For the contemporary reader the incipit was immediately recognized as an auctoritas, a sentence worthy of repetition. When Cerimon the Lord of Ephesus in Shakespeare’s Pericles ‘by turning o’er authorities’ has ‘built such strong renown as time shall ne’er decay’ (Pericles, act 3, sc. 2, lines 33, 48), he does not say that he had subverted established power, nor that he had consulted weighty authors, but that reflecting on a number of authoritative sentences he had established his reputation of mighty wisdom. Authorities, in this now obsolete sense, are sentences which created precedents and defined reality. When Hugh picks this auctoritas as his keynote, he does not appeal to Boethius for his prestige. The sentence states an obvious truth precisely because it had been disembedded from the discourse of this or that particular author; it had become a free-floating statement. As such a verbal institution, the auctoritas quoted by Hugh became an exemplary testimony to untouchable tradition. [6]

It may not be that they disagree entirely, but I find Illich’s focus on the notion of auctoritas a significant difference from C.S. Lewis’s references to the notion of the auctour in The Discarded Image. Lewis speaks of ‘the overwhelmingly bookish or clerkly character of medieval culture’, calling the Middle Ages ‘the age of authorities’, and noting, ‘Every writer, if he possibly can, bases himself on an earlier writer, follows an auctour: preferably a Latin one.’ [7] Lewis in this passage certainly seems to be speaking of ‘weighty authors’ and not ‘authoritative sentences’, and certainly, as an illustration of the ‘bookish or clerkly character of medieval culture’, it is far from Illich indeed. A significant part of the latter’s thesis is that what he calls ‘the new clerical culture’ was a rather late development (mid-1100’s) and it seems that the shift of focus from words to their authors could be part of that development. [8] Perhaps when Lewis speaks of ‘medieval culture’ he really means, or is speaking more truly of, late mediæval culture.
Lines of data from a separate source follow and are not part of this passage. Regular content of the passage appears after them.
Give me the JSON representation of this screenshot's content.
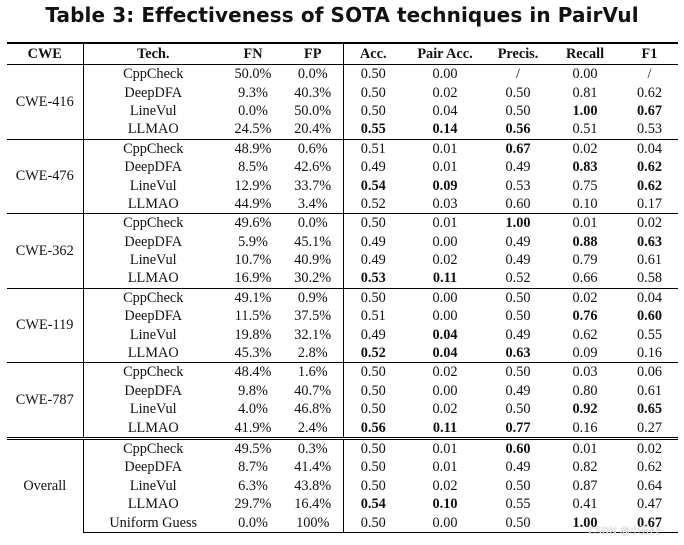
{
  "title": "Table 3: Effectiveness of SOTA techniques in PairVul",
  "columns": [
    "CWE",
    "Tech.",
    "FN",
    "FP",
    "Acc.",
    "Pair Acc.",
    "Precis.",
    "Recall",
    "F1"
  ],
  "groups": [
    {
      "cwe": "CWE-416",
      "rows": [
        {
          "tech": "CppCheck",
          "fn": "50.0%",
          "fp": "0.0%",
          "acc": "0.50",
          "pair_acc": "0.00",
          "precis": "/",
          "recall": "0.00",
          "f1": "/"
        },
        {
          "tech": "DeepDFA",
          "fn": "9.3%",
          "fp": "40.3%",
          "acc": "0.50",
          "pair_acc": "0.02",
          "precis": "0.50",
          "recall": "0.81",
          "f1": "0.62"
        },
        {
          "tech": "LineVul",
          "fn": "0.0%",
          "fp": "50.0%",
          "acc": "0.50",
          "pair_acc": "0.04",
          "precis": "0.50",
          "recall": "1.00",
          "f1": "0.67",
          "bold": [
            "recall",
            "f1"
          ]
        },
        {
          "tech": "LLMAO",
          "fn": "24.5%",
          "fp": "20.4%",
          "acc": "0.55",
          "pair_acc": "0.14",
          "precis": "0.56",
          "recall": "0.51",
          "f1": "0.53",
          "bold": [
            "acc",
            "pair_acc",
            "precis"
          ]
        }
      ]
    },
    {
      "cwe": "CWE-476",
      "rows": [
        {
          "tech": "CppCheck",
          "fn": "48.9%",
          "fp": "0.6%",
          "acc": "0.51",
          "pair_acc": "0.01",
          "precis": "0.67",
          "recall": "0.02",
          "f1": "0.04",
          "bold": [
            "precis"
          ]
        },
        {
          "tech": "DeepDFA",
          "fn": "8.5%",
          "fp": "42.6%",
          "acc": "0.49",
          "pair_acc": "0.01",
          "precis": "0.49",
          "recall": "0.83",
          "f1": "0.62",
          "bold": [
            "recall",
            "f1"
          ]
        },
        {
          "tech": "LineVul",
          "fn": "12.9%",
          "fp": "33.7%",
          "acc": "0.54",
          "pair_acc": "0.09",
          "precis": "0.53",
          "recall": "0.75",
          "f1": "0.62",
          "bold": [
            "acc",
            "pair_acc",
            "f1"
          ]
        },
        {
          "tech": "LLMAO",
          "fn": "44.9%",
          "fp": "3.4%",
          "acc": "0.52",
          "pair_acc": "0.03",
          "precis": "0.60",
          "recall": "0.10",
          "f1": "0.17"
        }
      ]
    },
    {
      "cwe": "CWE-362",
      "rows": [
        {
          "tech": "CppCheck",
          "fn": "49.6%",
          "fp": "0.0%",
          "acc": "0.50",
          "pair_acc": "0.01",
          "precis": "1.00",
          "recall": "0.01",
          "f1": "0.02",
          "bold": [
            "precis"
          ]
        },
        {
          "tech": "DeepDFA",
          "fn": "5.9%",
          "fp": "45.1%",
          "acc": "0.49",
          "pair_acc": "0.00",
          "precis": "0.49",
          "recall": "0.88",
          "f1": "0.63",
          "bold": [
            "recall",
            "f1"
          ]
        },
        {
          "tech": "LineVul",
          "fn": "10.7%",
          "fp": "40.9%",
          "acc": "0.49",
          "pair_acc": "0.02",
          "precis": "0.49",
          "recall": "0.79",
          "f1": "0.61"
        },
        {
          "tech": "LLMAO",
          "fn": "16.9%",
          "fp": "30.2%",
          "acc": "0.53",
          "pair_acc": "0.11",
          "precis": "0.52",
          "recall": "0.66",
          "f1": "0.58",
          "bold": [
            "acc",
            "pair_acc"
          ]
        }
      ]
    },
    {
      "cwe": "CWE-119",
      "rows": [
        {
          "tech": "CppCheck",
          "fn": "49.1%",
          "fp": "0.9%",
          "acc": "0.50",
          "pair_acc": "0.00",
          "precis": "0.50",
          "recall": "0.02",
          "f1": "0.04"
        },
        {
          "tech": "DeepDFA",
          "fn": "11.5%",
          "fp": "37.5%",
          "acc": "0.51",
          "pair_acc": "0.00",
          "precis": "0.50",
          "recall": "0.76",
          "f1": "0.60",
          "bold": [
            "recall",
            "f1"
          ]
        },
        {
          "tech": "LineVul",
          "fn": "19.8%",
          "fp": "32.1%",
          "acc": "0.49",
          "pair_acc": "0.04",
          "precis": "0.49",
          "recall": "0.62",
          "f1": "0.55",
          "bold": [
            "pair_acc"
          ]
        },
        {
          "tech": "LLMAO",
          "fn": "45.3%",
          "fp": "2.8%",
          "acc": "0.52",
          "pair_acc": "0.04",
          "precis": "0.63",
          "recall": "0.09",
          "f1": "0.16",
          "bold": [
            "acc",
            "pair_acc",
            "precis"
          ]
        }
      ]
    },
    {
      "cwe": "CWE-787",
      "rows": [
        {
          "tech": "CppCheck",
          "fn": "48.4%",
          "fp": "1.6%",
          "acc": "0.50",
          "pair_acc": "0.02",
          "precis": "0.50",
          "recall": "0.03",
          "f1": "0.06"
        },
        {
          "tech": "DeepDFA",
          "fn": "9.8%",
          "fp": "40.7%",
          "acc": "0.50",
          "pair_acc": "0.00",
          "precis": "0.49",
          "recall": "0.80",
          "f1": "0.61"
        },
        {
          "tech": "LineVul",
          "fn": "4.0%",
          "fp": "46.8%",
          "acc": "0.50",
          "pair_acc": "0.02",
          "precis": "0.50",
          "recall": "0.92",
          "f1": "0.65",
          "bold": [
            "recall",
            "f1"
          ]
        },
        {
          "tech": "LLMAO",
          "fn": "41.9%",
          "fp": "2.4%",
          "acc": "0.56",
          "pair_acc": "0.11",
          "precis": "0.77",
          "recall": "0.16",
          "f1": "0.27",
          "bold": [
            "acc",
            "pair_acc",
            "precis"
          ]
        }
      ]
    },
    {
      "cwe": "Overall",
      "rows": [
        {
          "tech": "CppCheck",
          "fn": "49.5%",
          "fp": "0.3%",
          "acc": "0.50",
          "pair_acc": "0.01",
          "precis": "0.60",
          "recall": "0.01",
          "f1": "0.02",
          "bold": [
            "precis"
          ]
        },
        {
          "tech": "DeepDFA",
          "fn": "8.7%",
          "fp": "41.4%",
          "acc": "0.50",
          "pair_acc": "0.01",
          "precis": "0.49",
          "recall": "0.82",
          "f1": "0.62"
        },
        {
          "tech": "LineVul",
          "fn": "6.3%",
          "fp": "43.8%",
          "acc": "0.50",
          "pair_acc": "0.02",
          "precis": "0.50",
          "recall": "0.87",
          "f1": "0.64"
        },
        {
          "tech": "LLMAO",
          "fn": "29.7%",
          "fp": "16.4%",
          "acc": "0.54",
          "pair_acc": "0.10",
          "precis": "0.55",
          "recall": "0.41",
          "f1": "0.47",
          "bold": [
            "acc",
            "pair_acc"
          ]
        },
        {
          "tech": "Uniform Guess",
          "fn": "0.0%",
          "fp": "100%",
          "acc": "0.50",
          "pair_acc": "0.00",
          "precis": "0.50",
          "recall": "1.00",
          "f1": "0.67",
          "bold": [
            "recall",
            "f1"
          ]
        }
      ]
    }
  ],
  "watermark": "CSDN @小丑FE"
}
But at any rate, I find the idea of ‘authoritative sentences’ serving as ‘exemplary testimony to untouchable tradition’ a fascinating one which seems to demonstrate the continuity of the earlier part of the Western Middle Ages with the culture of the Desert Fathers (as described, for instance, in Douglas Burton-Christie’s The Word in the Desert).


[1] Jerome Taylor, tr., The Didascalicon of Hugh of St Victor: A Medieval Guide to the Arts (NY: Columbia, 1991), p. 46.
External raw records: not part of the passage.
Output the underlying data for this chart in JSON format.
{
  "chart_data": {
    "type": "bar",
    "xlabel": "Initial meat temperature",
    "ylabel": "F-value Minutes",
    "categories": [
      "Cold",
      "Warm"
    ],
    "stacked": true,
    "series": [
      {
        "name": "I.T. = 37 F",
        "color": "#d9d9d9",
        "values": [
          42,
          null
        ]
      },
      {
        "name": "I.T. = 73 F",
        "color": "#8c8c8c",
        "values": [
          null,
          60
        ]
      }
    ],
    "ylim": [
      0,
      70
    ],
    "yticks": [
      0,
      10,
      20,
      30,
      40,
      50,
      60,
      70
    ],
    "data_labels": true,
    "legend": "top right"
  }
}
[2] Ivan Illich, In the Vineyard of the Text: A Commentary to Hugh’s Didascalicon (Chicago: U of Chicago, 1996), p. 9.

[3] Illich, p. 12.

[4] Boethius, Tractates, The Consolation of Philosophy, tr. H.F. Stewart, E.K. Rand, & S.J. Tester (Cambridge, MA: Harvard U, 2003), p. 282.

[5] Illich, p. 12.

[6] Ibid., p. 13.

[7] C.S. Lewis, The Discarded Image: An Introduction to Medieval & Renaissance Literature (Cambridge: Cambridge U, 2002), p. 5.

[8] Illich, p. 84.

3 comments:

Anonymous said...

Aaron,
Thanks for pointing out this distinction between Illich and Lewis. The comparison had not occurred to me.I am glad you enjoyed Illich's book. Thanks for the post.

Joseph Patterson

Aaron Taylor said...

Joseph,

You're welcome. And thank YOU for the wonderful recommendation!
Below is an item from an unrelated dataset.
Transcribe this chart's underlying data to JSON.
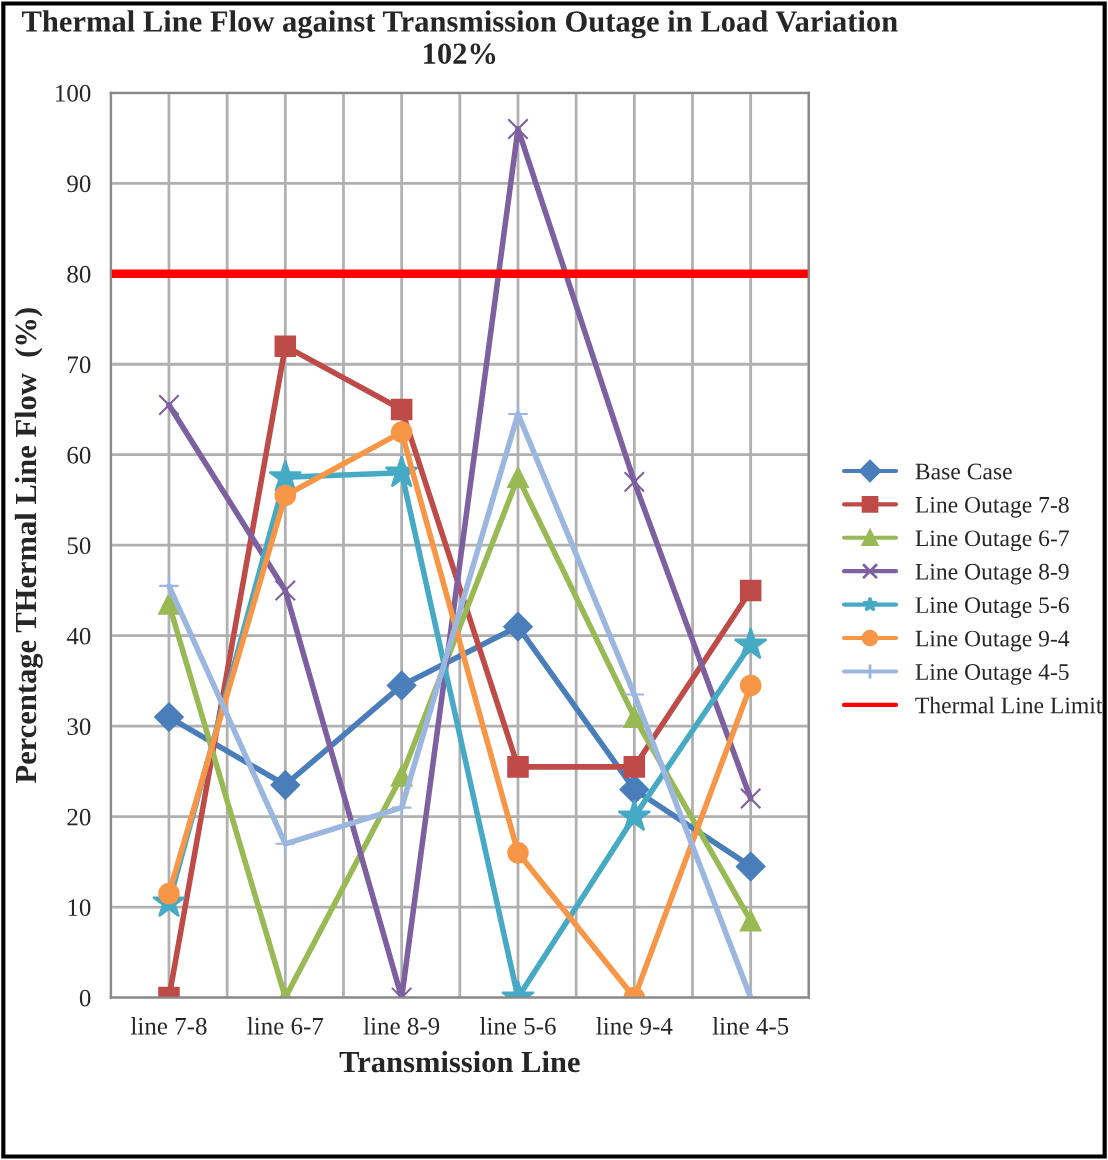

It really does seem that Lewis is not only working within the clerical/scholastic tradition of studium, but that it is the works of that tradition (albeit on the literary rather than theological side of things) that is the primary object of his study. It is not surprising that he would understand 'authorities' in terms of authors and texts rather than in terms of the 'living' word.

Aaron

Taylor said...

Lewis is perhaps, as you suggest, describing later, high medieval literature rather than the middle ages as a whole. Dante's Virgil is likely as explicit an example of personal auctoritas as one could find. Thomas Aquinas' references to Aristotle as The Philosopher is another, though less striking, example. It may also be that both personal and impersonal forms of auctoritas persisted throughout the middle ages - personal more in the realm of poetry and literature and impersonal in the realm of philosophy.